A Convolutional Neural Network Cascade for Face Detection: Notes
一、Achievement
In the Introduction section,the author explain two difficulties in face detection:the first is the large variations of human faces in the cluttered backgrounds;and the other one is the large search space of possible face positions and face sizes.To address these two conflicting challenges,this paper propose a cascade architecture built on convolutional neural networks with very powerful discriminative capability,while maintaining high performance.The main idea in this paper is to reject false detection quickly in the early,low resolution stages and carefully verify the detection in the later,high-resolution stages.In this work,their contribution are four-fold:
(1)their propose a CNN cascade for fast face detection;
(2)their introduce a CNN-based face bounding box calibration step in the cascade to help accelerate the CNN cascade and obtain high quality localization;
(3)their present a multi-resolution CNN architecture that can be more discriminative than the sigle resolution CNN with only a fractional overhead;
(4)their further improve the state-of-the-art performance on the Face Detection Data Set and Benchmark(FDDB).
What’s more,the author proposed method learns the classifier directly from the image instead of relying on hand-crafted features,which can be faster than the model-based and exemplar-based detection systems.
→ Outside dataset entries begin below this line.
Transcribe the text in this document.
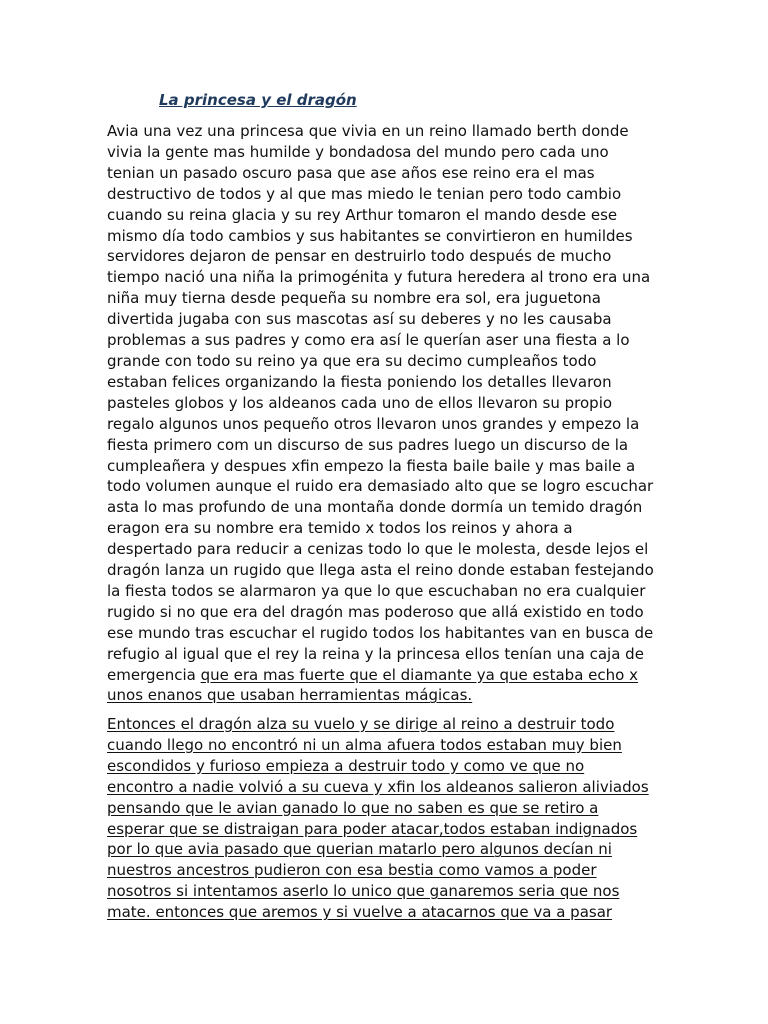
La princesa y el dragón
Avia una vez una princesa que vivia en un reino llamado berth donde
vivia la gente mas humilde y bondadosa del mundo pero cada uno
tenian un pasado oscuro pasa que ase años ese reino era el mas
destructivo de todos y al que mas miedo le tenian pero todo cambio
cuando su reina glacia y su rey Arthur tomaron el mando desde ese
mismo día todo cambios y sus habitantes se convirtieron en humildes
servidores dejaron de pensar en destruirlo todo después de mucho
tiempo nació una niña la primogénita y futura heredera al trono era una
niña muy tierna desde pequeña su nombre era sol, era juguetona
divertida jugaba con sus mascotas así su deberes y no les causaba
problemas a sus padres y como era así le querían aser una fiesta a lo
grande con todo su reino ya que era su decimo cumpleaños todo
estaban felices organizando la fiesta poniendo los detalles llevaron
pasteles globos y los aldeanos cada uno de ellos llevaron su propio
regalo algunos unos pequeño otros llevaron unos grandes y empezo la
fiesta primero com un discurso de sus padres luego un discurso de la
cumpleañera y despues xfin empezo la fiesta baile baile y mas baile a
todo volumen aunque el ruido era demasiado alto que se logro escuchar
asta lo mas profundo de una montaña donde dormía un temido dragón
eragon era su nombre era temido x todos los reinos y ahora a
despertado para reducir a cenizas todo lo que le molesta, desde lejos el
dragón lanza un rugido que llega asta el reino donde estaban festejando
la fiesta todos se alarmaron ya que lo que escuchaban no era cualquier
rugido si no que era del dragón mas poderoso que allá existido en todo
ese mundo tras escuchar el rugido todos los habitantes van en busca de
refugio al igual que el rey la reina y la princesa ellos tenían una caja de
emergencia que era mas fuerte que el diamante ya que estaba echo x
unos enanos que usaban herramientas mágicas.
Entonces el dragón alza su vuelo y se dirige al reino a destruir todo
cuando llego no encontró ni un alma afuera todos estaban muy bien
escondidos y furioso empieza a destruir todo y como ve que no
encontro a nadie volvió a su cueva y xfin los aldeanos salieron aliviados
pensando que le avian ganado lo que no saben es que se retiro a
esperar que se distraigan para poder atacar,todos estaban indignados
por lo que avia pasado que querian matarlo pero algunos decían ni
nuestros ancestros pudieron con esa bestia como vamos a poder
nosotros si intentamos aserlo lo unico que ganaremos seria que nos
mate. entonces que aremos y si vuelve a atacarnos que va a pasar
二、Architectures and Methods
1.Architectures
The pipeline of their detector is shown in Fig.1:
Already described the main ideas in the above,the 12-net and the 24-net scans the whole image densely across different scales to quickly reject more than 90% of the detection windows.At the stage of 48-net,continue to evaluate detection windows.As for calibration-net,the 12-calibration-net adjust its size and location to approach a potential face nearby.Before introduce 24-calibration-net,we learn that Non-maximum suppression(NMS) is applied to eliminate highly overlapped detection windows.So the 24-calibration-net use NMS to further reduce the number of detection windows,and at the same time ,the remain detection windows also be adjusted.Before 48-calibration-net,the author use Global NMS tpo eliminates overlapped detection windows with an Intersection-Over-Union(IoU) ratio exceeding a pre-set threshold.The details of the network is in Fig.2 and Fig.3.
The authors use 6 CNNs in the cascade including 3 CNNs for face vs. non-face binary classification and 3 CNNs for bounding box calibration,which is formulated as multi-class classification of discretized displacement pattern.
2.Methods
After each stage of calibration,the author add an operation named Non-maximum suppression(NMS) for eliminate highly overlapped detection windows and remain the highest confidence score.The goal of the NMS is to reduce this overlap by preserving the best bounding boxes and eliminating other redundant bounding boxes.In this paper,the author doesn’t explain more details about it,therefore,I will show the detail work flow in Fig.4.
3.Dataset
(1)AFLW: The AFLW face database is a large scale face database including multi-pose and multi-view, and each face is marked with 21 feature points. This database is very informative, including a variety of posture, expression, lighting, race and other factors affected by the image.
(2)AFW: The AFW dataset is a face image library built using images from Flickr, a photo sharing site owned by Yahoo, and contains 205 images, including 473 tagged faces. For each face, there is a rectangular bounding box, 6 landmarks and associated pose angles.
(3)FDDB: The FDDB dataset is mainly used for constrained face detection research. The dataset selects 2845 images taken in the field environment, from which 5171 individual face images are selected.
4.Measurement
The author use tow measures to evaluate the network-precision/recall and two types of evaluations in FDDB. Given that we have learned lots about the former one,so there is nothing about it.In the discontinuous score evaluation,it counts the number of detected face versus the number of false alarms.The detection bounding boxes are regarded as true positive only if it has an Intersection-over-Union(IoU) ratio above 0.5 to a ground-truth face.In the continuous score evaluation,it evaluates how well the faces are located by considering the IoU ratio as the matching metric of the detection bounding box.
三、Sentence Expression
sharing the advantages of… 具有…的优势(在论文中,通常用于自己的方法继承了之前方法的优点的表达)
总结
该论文工作是作者在实习的时候完成的,论文展示了一种级联卷积神经网络用于快速人脸检测。在FBBD数据集上,所提出的检测器性能优于最先进的方法。